Pour toute réponse, Rieux lui sourit.
- Eh bien, voilà. .
Quelques rues plus loin, une auto sembla glisser longuement sur le pavé mouillé. Elle s'éloigna et, après elle, des exclamations confuses, venues de loin, rompirent encore le silence. Puis il retomba sur les deux hommes avec tout son poids de ciel et d'étoiles. Tarrou s'était levé pour se percher sur le parapet de la terrasse, face à Rieux, toujours tassé au creux de sa chaise. On ne voyait de lui qu'une forme massive, découpée dans le ciel. Il parla longtemps et voici à peu près son discours reconstitué :
« Disons pour simplifier, Rieux, que je souffrais déjà de la peste bien avant de connaître cette ville et cette épidémie. C'est assez dire que je suis comme tout le monde. Mais il y a des gens qui ne le savent pas, ou qui se trouvent bien dans cet état, et des gens qui le savent et qui voudraient en sortir. Moi, j'ai toujours voulu en sortir.

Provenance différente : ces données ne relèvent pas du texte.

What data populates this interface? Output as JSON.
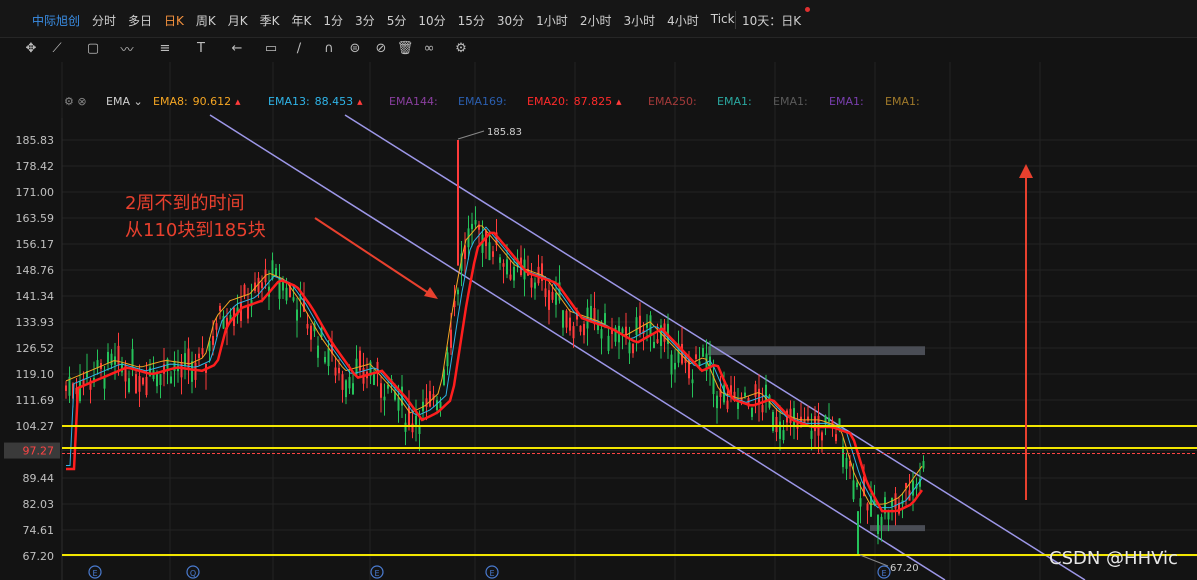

[267] « Quand j'étais jeune, je vivais avec l'idée de mon innocence, c'est-à-dire avec pas d'idée du tout. je n'ai pas le genre tourmenté, j'ai débuté comme il convenait. Tout me réussissait, j'étais à l'aise dans l'intelligence, au mieux avec les femmes, et si j'avais quelques inquiétudes, elles passaient comme elles étaient venues. Un jour, j'ai commencé à réfléchir. Maintenant. .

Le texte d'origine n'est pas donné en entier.